Flash fiction is different. You don’t see it all too much, but when you do it stands out. Rather than a full-length short story that focuses on character and plot and motivation and verisimilitude and all that annoying shit they teach you as highly important in MFA school, a flash piece allows a prose writer to concentrate on a single image or emotion or the bones of a story, much the way a poet would. Of course, flash pieces can tell complete stories, and often they do, but I love the quick hit of flash. If flash is crack, traditional short stories are heroin, and novels are booze. A short piece of a couple hundred words can fuck someone up just as intensely and permanently as a longer piece, but it does so instantly and leaves the reader wanting more.
“If flash is crack, traditional short stories are heroin, and novels are booze.”

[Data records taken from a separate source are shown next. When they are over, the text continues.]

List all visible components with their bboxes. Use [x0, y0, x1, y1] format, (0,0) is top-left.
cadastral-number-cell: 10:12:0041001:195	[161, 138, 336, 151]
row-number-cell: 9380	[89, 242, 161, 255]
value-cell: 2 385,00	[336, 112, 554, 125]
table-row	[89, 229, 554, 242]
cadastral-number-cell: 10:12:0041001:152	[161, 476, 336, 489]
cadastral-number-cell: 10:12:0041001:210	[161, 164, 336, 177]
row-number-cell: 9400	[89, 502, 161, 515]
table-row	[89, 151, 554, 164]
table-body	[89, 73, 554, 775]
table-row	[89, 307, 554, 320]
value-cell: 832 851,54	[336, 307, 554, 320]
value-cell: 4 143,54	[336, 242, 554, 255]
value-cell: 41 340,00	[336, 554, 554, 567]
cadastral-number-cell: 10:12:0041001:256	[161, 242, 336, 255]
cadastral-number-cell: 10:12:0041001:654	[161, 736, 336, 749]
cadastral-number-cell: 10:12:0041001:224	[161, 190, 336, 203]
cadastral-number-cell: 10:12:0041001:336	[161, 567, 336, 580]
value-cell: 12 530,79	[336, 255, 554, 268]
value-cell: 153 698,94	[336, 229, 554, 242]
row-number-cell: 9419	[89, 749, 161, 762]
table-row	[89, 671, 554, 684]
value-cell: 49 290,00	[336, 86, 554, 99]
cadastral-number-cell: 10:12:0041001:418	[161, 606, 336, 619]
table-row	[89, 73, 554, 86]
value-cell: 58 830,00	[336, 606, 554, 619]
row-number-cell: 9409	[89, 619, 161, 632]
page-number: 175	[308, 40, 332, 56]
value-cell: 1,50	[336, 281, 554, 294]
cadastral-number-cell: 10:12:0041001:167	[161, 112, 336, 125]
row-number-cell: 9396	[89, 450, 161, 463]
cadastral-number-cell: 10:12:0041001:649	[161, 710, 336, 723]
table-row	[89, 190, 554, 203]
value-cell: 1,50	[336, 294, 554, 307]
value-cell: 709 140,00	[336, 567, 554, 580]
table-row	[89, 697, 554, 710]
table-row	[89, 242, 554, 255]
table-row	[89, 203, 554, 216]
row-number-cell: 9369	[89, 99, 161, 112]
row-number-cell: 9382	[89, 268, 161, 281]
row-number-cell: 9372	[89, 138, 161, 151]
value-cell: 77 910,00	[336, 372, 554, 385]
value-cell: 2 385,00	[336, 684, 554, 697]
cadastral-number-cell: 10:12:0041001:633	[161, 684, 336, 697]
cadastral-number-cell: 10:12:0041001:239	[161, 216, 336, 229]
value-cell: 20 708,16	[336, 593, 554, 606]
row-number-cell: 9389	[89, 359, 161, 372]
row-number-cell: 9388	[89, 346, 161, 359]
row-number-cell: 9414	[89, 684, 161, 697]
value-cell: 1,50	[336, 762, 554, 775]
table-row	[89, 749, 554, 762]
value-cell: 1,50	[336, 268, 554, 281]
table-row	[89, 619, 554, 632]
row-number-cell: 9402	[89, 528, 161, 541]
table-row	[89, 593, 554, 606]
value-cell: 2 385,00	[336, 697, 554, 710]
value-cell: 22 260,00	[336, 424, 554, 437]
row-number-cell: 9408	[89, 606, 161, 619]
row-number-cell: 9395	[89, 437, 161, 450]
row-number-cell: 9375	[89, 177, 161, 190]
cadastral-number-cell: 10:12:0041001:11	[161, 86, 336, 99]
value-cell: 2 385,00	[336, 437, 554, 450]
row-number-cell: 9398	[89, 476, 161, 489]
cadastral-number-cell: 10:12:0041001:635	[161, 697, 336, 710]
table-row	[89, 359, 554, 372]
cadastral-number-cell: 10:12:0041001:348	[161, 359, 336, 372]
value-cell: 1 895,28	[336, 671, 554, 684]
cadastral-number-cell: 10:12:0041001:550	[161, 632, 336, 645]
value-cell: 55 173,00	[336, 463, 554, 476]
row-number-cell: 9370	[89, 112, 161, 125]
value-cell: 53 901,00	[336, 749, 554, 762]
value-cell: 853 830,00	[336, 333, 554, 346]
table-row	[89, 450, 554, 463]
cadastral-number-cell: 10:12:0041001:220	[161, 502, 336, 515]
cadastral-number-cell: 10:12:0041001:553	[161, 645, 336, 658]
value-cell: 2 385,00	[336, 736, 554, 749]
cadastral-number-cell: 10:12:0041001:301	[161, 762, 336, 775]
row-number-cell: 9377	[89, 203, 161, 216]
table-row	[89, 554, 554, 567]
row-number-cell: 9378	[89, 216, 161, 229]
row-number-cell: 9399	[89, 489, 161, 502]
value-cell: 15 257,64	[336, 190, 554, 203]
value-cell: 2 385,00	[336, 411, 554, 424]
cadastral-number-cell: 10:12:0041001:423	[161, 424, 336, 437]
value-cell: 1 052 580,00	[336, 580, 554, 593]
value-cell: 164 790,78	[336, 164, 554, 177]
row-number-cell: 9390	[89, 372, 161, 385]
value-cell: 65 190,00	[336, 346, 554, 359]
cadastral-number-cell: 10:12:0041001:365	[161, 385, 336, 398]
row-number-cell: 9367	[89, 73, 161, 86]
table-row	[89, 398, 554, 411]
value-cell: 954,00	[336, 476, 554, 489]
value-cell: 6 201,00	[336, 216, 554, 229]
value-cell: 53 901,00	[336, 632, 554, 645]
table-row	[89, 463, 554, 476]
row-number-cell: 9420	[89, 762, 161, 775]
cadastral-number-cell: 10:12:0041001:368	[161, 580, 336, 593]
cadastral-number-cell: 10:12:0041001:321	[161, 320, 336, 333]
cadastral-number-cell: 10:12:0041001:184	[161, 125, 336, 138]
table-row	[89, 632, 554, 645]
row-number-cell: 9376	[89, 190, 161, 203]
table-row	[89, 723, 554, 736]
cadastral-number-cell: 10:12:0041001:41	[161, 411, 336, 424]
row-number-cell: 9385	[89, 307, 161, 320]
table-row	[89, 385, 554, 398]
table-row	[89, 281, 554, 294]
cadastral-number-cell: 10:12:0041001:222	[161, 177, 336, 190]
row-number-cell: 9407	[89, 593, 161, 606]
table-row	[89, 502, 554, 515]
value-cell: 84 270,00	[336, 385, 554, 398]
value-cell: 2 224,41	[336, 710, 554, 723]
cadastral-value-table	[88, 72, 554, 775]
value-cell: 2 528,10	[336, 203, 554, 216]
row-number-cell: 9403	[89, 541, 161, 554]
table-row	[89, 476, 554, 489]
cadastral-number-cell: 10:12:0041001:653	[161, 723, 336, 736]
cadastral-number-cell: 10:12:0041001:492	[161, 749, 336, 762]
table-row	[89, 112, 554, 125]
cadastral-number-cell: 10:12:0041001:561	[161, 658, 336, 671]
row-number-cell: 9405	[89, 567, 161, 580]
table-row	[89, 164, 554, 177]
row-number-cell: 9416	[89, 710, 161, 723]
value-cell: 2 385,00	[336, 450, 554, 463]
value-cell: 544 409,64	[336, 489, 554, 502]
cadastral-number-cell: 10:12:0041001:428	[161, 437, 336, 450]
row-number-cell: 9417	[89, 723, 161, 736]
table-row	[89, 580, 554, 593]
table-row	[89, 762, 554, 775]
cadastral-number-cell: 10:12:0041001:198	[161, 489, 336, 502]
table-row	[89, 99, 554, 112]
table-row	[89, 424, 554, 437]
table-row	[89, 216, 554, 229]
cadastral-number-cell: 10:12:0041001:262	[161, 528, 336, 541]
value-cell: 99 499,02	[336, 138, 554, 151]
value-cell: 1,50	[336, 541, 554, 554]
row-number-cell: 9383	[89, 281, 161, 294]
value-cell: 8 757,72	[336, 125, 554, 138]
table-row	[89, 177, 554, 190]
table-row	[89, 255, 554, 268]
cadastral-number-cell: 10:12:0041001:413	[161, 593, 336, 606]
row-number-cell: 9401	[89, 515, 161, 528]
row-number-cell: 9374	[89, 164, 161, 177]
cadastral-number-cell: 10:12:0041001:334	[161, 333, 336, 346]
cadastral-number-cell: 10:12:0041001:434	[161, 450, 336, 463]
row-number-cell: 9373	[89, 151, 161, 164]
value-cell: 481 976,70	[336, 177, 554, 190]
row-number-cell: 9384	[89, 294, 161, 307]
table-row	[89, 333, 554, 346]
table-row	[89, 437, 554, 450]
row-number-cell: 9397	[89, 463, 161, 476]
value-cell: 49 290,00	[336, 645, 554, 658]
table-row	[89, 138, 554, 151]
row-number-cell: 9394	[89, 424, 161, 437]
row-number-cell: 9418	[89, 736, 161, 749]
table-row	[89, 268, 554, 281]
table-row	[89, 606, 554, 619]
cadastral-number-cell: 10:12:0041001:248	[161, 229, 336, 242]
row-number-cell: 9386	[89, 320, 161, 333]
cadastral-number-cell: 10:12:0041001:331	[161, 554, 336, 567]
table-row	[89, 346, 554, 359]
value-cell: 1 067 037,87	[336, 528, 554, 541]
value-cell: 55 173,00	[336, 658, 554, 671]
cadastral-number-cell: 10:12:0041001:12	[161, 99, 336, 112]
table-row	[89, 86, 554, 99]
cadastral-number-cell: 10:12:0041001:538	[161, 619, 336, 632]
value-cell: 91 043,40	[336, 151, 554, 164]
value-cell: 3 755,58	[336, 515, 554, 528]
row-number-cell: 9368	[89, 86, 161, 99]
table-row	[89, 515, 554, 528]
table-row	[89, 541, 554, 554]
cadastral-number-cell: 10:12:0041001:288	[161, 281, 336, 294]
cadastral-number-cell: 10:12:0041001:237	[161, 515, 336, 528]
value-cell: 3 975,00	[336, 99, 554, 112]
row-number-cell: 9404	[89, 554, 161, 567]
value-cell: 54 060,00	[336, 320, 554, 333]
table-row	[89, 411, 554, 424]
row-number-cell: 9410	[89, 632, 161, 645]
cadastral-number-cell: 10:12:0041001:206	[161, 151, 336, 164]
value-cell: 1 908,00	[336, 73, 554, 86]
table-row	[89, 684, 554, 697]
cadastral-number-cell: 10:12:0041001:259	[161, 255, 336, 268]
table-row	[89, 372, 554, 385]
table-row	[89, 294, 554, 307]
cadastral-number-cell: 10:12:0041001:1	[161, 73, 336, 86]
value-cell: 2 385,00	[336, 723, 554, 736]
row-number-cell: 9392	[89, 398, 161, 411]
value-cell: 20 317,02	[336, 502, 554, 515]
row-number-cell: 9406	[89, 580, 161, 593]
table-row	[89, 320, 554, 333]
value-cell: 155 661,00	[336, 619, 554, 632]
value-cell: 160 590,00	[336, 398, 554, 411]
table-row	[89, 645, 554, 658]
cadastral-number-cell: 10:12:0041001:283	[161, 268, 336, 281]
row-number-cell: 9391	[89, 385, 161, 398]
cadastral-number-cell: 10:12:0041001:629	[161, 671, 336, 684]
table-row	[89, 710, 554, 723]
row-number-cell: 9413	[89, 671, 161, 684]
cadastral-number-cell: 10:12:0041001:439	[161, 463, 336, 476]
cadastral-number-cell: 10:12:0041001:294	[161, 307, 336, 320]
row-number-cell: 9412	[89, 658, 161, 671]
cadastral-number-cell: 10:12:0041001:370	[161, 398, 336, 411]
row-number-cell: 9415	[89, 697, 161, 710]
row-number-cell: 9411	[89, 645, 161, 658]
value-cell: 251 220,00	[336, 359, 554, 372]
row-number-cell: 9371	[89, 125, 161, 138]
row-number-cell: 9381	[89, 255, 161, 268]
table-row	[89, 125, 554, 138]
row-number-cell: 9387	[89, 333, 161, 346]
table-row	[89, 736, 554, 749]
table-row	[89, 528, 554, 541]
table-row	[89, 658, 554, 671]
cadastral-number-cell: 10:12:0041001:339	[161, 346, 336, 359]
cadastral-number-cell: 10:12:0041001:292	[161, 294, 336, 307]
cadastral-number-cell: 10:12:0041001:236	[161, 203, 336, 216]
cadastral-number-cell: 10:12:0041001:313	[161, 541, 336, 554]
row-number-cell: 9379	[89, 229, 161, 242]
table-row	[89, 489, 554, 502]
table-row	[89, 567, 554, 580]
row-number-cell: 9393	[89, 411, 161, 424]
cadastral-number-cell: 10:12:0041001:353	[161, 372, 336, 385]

The crazy thing is that it’s way harder to write a good flash piece than it is to write a full story. The writer has no time to fuck around with superfluous words in flash; there’s less margin for error, so bad writing is obvious in shorter works where it may be obscured by interesting characters or exciting action in longer pieces. It can also be harder to read because the author doesn’t hold a reader’s hand through a flash piece. There’s no time for backstory or detailed explanations. Readers must connect the dots themselves; generally, metaphors aren’t explained in much detail. Really, it’s just baking soda and cocaine. That’s it.